Current DCCC leaders, for their part, aren’t so interested in discussing their fundraising playbook.
Drew Hammill, Pelosi’s deputy chief of staff, referred questions about Pelosi’s fundraising emails to DCCC staff. Joe Shoemaker, Luján’s communications director, likewise directed questions to the DCCC.
“We are going to pass on commenting,” DCCC spokesman Tyler Law said.
Luján, who himself has sent “NOT asking for money” emails to supporters, told the Washington Post that the DCCC’s war chest will allow it “to invest in campaigns across the largest battlefield in a decade.”
A coast-to-coast strategy is non-negotiable for Democrats who are striving to win Congress in November, and deal Trump, who now enjoys GOP majorities in both the House and Senate, a massive political defeat. Republicans today occupy 241 U.S. House seats to the Democrats’ 194, so the DCCC wants to endlessly vacuum dollars to help their most competitive candidates win seats.
The NRCC is hardly immune from fundraising efforts that raise ethical questions. In December, it dangled an “all expenses paid” trip to the Trump International Hotel in Washington, D.C., as a potential prize for making a contribution. In February, the committee enticed supporters with Mother’s Day brunch at the “luxurious Trump Winery” in Virginia.

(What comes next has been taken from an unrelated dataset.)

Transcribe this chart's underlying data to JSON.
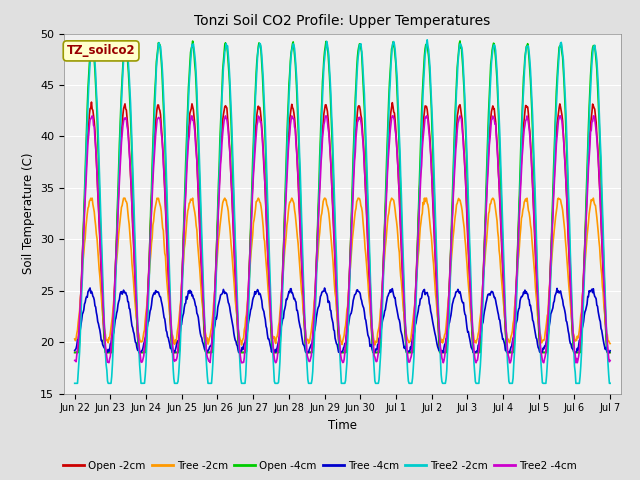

In short, the NRCC is filling its coffer while promoting — free of charge — Trump family commercial ventures from which the president still profits.
While neither the DCCC or NRCC emails are illegal, the NRCC emails “strike me as unseemly for all the reasons the president’s involvement with these properties is unseemly,” said Adav Noti, chief of staff at the nonpartisan Campaign Legal Center and former associate general counsel for policy at the Federal Election Commission. NRCC spokesman Jesse Hunt declined to comment on fundraising techniques.
But these NRCC messages, from subject line to contribution form, don’t, as the DCCC messages do, masquerade as something they’re not.
Michael Steel, former House Speaker John Boehner’s press secretary and current managing director of public affairs consultancy Hamilton Place Strategies, lambasted the DCCC’s “not asking for money” email pitches as “stupid, misleading and counterproductive.
“They must think it works if they keep doing it, but I can't see how," Steel said.